Rho-guanine nucleotide exchange factors involved in cyclic stretch-induced reorientation of vascular endothelial cells

Abstract

Cyclic stretch is an artificial model of mechanical force loading, which induces the reorientation of vascular endothelial cells (ECs) and their stress fibers in a direction perpendicular to the stretch axis. Rho family GTPases are crucial for cyclic stretch-induced EC reorientation; however, the mechanism underlying stretch-induced activation of Rho family GTPases is unknown. A screen of short-hairpin RNAs targeting 63 Rho-guanine nucleotide exchange factors (Rho-GEFs) revealed that at least 11 Rho-GEFs (Abr, Alsin, ARHGEF10, Bcr, GEF-H1, LARG, p190RhoGEF, PLEKHG1, P-REX2, Solo/ARHGEF40, and α-PIX), which specifically or broadly target RhoA, Rac1 and/or Cdc42, are involved in cyclic stretch-induced perpendicular reorientation of ECs. Overexpression of Solo induced RhoA activation and F-actin accumulation at cell-cell and cell-substrate adhesion sites. Knockdown of Solo suppressed cyclic stretch- or tensile force-induced RhoA activation.

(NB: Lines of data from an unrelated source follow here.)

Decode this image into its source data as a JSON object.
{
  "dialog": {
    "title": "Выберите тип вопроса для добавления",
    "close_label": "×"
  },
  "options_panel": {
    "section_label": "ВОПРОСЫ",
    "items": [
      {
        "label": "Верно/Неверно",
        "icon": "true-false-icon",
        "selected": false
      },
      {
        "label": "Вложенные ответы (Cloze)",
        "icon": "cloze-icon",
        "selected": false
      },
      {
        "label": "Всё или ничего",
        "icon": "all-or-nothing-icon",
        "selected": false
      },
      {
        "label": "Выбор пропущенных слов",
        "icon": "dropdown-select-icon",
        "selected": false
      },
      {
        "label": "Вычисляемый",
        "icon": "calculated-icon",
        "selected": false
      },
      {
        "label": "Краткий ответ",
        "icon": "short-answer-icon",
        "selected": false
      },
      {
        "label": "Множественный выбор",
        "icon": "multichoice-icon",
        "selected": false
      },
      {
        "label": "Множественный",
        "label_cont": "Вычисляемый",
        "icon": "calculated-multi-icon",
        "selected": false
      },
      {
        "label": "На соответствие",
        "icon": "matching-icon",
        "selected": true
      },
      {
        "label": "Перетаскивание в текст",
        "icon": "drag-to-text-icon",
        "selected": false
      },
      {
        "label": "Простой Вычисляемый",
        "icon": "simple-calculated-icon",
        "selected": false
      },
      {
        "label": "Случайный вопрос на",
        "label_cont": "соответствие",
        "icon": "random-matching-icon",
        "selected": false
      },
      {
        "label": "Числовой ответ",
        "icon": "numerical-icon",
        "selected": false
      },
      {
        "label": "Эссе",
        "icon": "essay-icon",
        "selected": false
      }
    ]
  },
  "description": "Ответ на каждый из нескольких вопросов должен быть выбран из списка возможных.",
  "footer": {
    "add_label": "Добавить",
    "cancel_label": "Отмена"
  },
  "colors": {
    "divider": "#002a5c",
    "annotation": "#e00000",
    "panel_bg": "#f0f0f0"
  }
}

Moreover, knockdown of Solo significantly reduced cyclic stretch-induced perpendicular reorientation of ECs when cells were cultured at high density, but not when they were cultured at low density or pretreated with EGTA or VE-cadherin-targeting siRNAs. These results suggest that Solo is involved in cell-cell adhesion-mediated mechanical signal transduction during cyclic stretch-induced EC reorientation.